Remember this paragraph?
“Arocdnicg to rsceearch at Cmabrigde Uinervtisy, it deosnt mttaer in waht oredr the ltteers in a wrod are, the olny iprmoatnt tihng is taht the frist and lsat ltteer are in the rghit pcale. The rset can be a toatl mses and you can sitll raed it wouthit pobelrm. Tihs is buseace the huamn mnid deos not raed ervey lteter by istlef, but the wrod as a wlohe.”
The paragraph contains a bunch of letters that are jumbled, and you are still able to read it at a normal pace. The passage speaks for itself and says that according to a research study done at Cambridge university, it doesn’t matter in what order the letters in a word are; only the first and last letters need to be in the right place.
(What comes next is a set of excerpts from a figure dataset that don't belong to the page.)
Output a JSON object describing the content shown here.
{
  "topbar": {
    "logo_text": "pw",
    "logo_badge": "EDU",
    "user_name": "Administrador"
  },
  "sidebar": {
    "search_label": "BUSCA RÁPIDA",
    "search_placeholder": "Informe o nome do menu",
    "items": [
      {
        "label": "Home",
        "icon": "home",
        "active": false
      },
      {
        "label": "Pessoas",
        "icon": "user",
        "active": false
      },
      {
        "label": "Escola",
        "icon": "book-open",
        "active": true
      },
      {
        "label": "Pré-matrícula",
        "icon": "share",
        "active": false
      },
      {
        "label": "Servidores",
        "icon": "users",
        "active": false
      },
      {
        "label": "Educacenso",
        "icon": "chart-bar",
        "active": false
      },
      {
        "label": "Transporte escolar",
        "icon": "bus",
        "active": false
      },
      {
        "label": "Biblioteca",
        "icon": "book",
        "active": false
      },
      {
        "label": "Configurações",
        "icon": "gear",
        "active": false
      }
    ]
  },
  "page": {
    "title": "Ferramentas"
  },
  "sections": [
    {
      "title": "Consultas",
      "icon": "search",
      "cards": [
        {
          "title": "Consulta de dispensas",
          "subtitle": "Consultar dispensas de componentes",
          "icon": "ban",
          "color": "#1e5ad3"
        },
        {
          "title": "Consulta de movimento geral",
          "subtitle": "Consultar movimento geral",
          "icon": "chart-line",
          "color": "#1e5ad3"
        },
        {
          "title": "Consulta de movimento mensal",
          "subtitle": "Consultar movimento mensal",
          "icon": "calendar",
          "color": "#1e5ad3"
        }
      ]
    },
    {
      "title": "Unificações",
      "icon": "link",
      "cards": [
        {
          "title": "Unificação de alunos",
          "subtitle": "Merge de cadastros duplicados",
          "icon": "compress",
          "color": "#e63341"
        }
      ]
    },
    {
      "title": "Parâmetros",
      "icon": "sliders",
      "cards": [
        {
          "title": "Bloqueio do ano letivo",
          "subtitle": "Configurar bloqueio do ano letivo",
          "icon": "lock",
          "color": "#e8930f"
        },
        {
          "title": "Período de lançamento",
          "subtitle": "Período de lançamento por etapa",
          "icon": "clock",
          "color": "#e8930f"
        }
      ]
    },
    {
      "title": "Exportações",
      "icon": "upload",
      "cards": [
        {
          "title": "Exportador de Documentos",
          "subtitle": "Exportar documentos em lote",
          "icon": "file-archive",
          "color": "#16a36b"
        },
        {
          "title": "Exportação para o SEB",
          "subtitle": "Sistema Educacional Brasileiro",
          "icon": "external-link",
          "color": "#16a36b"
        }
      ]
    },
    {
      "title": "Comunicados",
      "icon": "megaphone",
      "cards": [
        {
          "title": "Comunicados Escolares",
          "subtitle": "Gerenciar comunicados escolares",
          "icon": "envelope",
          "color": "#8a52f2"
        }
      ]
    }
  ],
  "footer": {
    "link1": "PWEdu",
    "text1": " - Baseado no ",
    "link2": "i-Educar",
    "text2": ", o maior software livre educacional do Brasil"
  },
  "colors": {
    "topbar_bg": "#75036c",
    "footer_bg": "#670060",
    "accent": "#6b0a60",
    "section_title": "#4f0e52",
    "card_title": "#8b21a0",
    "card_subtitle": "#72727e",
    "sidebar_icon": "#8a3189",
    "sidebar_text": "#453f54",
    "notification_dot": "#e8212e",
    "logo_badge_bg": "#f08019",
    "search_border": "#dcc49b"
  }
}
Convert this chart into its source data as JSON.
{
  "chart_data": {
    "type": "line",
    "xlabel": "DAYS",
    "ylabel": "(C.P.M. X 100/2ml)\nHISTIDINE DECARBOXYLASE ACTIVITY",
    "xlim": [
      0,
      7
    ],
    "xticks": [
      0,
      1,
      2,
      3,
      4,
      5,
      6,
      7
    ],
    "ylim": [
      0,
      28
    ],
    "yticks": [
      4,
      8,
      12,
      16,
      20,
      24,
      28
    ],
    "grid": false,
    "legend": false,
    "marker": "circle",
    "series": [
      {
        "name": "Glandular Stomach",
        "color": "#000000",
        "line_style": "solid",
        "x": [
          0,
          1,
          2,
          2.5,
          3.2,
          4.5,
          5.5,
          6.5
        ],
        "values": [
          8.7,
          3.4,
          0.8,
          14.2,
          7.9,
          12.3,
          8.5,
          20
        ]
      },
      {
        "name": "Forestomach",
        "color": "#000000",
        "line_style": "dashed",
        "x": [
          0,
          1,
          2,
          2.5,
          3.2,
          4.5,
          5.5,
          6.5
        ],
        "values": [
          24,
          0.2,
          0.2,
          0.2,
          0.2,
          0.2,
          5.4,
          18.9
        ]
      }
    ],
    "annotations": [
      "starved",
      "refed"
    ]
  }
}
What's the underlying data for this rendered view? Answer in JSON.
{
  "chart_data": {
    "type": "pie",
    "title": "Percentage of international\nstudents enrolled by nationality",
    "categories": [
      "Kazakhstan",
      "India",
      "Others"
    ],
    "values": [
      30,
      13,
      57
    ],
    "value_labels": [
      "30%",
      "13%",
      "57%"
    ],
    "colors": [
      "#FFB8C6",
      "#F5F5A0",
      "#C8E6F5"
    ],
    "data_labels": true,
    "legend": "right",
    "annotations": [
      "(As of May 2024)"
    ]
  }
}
According to it, everything in the middle can be messed up and you can still easily read it even when it clearly shouldn’t be making any sense. Knowledge of Standardised spelling supports my computer to autocorrect my poor spelling. While the legitimacy of what the previous passage claims has been challenged, the basic understanding is that so long as all the ‘correct’ letters are present, skilled readers can decode what is being written. However, that requires writers to have some knowledge of standardised spelling in the first place – ‘ise’ for Australian spelling and abide by these spelling conventions. Arguably, those ‘red squiggly lines’ which appear on our typed page to warn us of misspelt words are a reminder that if I want people to take me seriously and share my message, I not only need to correct my spelling, I need to ensure my computer’s suggestion is the word I want to use.
Does technology really know what is best? Autocorrect, in very simple terms, works on the model of probability – the probability of words being followed by other words- to offer the most appropriate corrections. In 1998, Lunsford, a researcher into errors in writing, reported twenty of the most common errors in student papers and found ‘wrong words’ to be the fourth most common error. In 2008, the study was repeated with ‘wrong words’ topping the list. Misspelling, which didn’t even place in the top twenty in 1988, jumped to number five.
Autocorrect software is a handy tool. But let’s face it, it is only as intuitive as the person using it! Autocorrect won’t catch homonym errors, words like “weather’ and ‘whether” or typos that are actual words, “While in his care (car), Franz Ferdinand was assassinated.” Not to mention hideous grammatical errors for apostrophe violators such as, it’s versus its, or the banishment of commas, made famous by “Let’s eat, grandma” versus “Let’s eat grandma”. Commas, goes the refrain, save lives.
That said, I have a confession, when teaching my adolescent students to write, I have been known to utter the phrase,” Don’t let your inability to spell a word get in the way of what you have to say.” I know what you’re thinking, what sort of English teacher is She? Put plainly I don’t want my student’s potential as a speller to cramp their style as a communicator. Would you write the word ‘bad’ when you really want to use ‘catastrophic”? The golden rule is this, if you know what the word means then use it. Why wouldn’t we? In speech we don’t avoid words because we can’t spell them and nor should we when we write.
Above all let’s not fear spelling, which can suffocate the sophistication of thought. Embrace autocorrect and predictive text but like any good masters – own it – don’t let it dictate your message!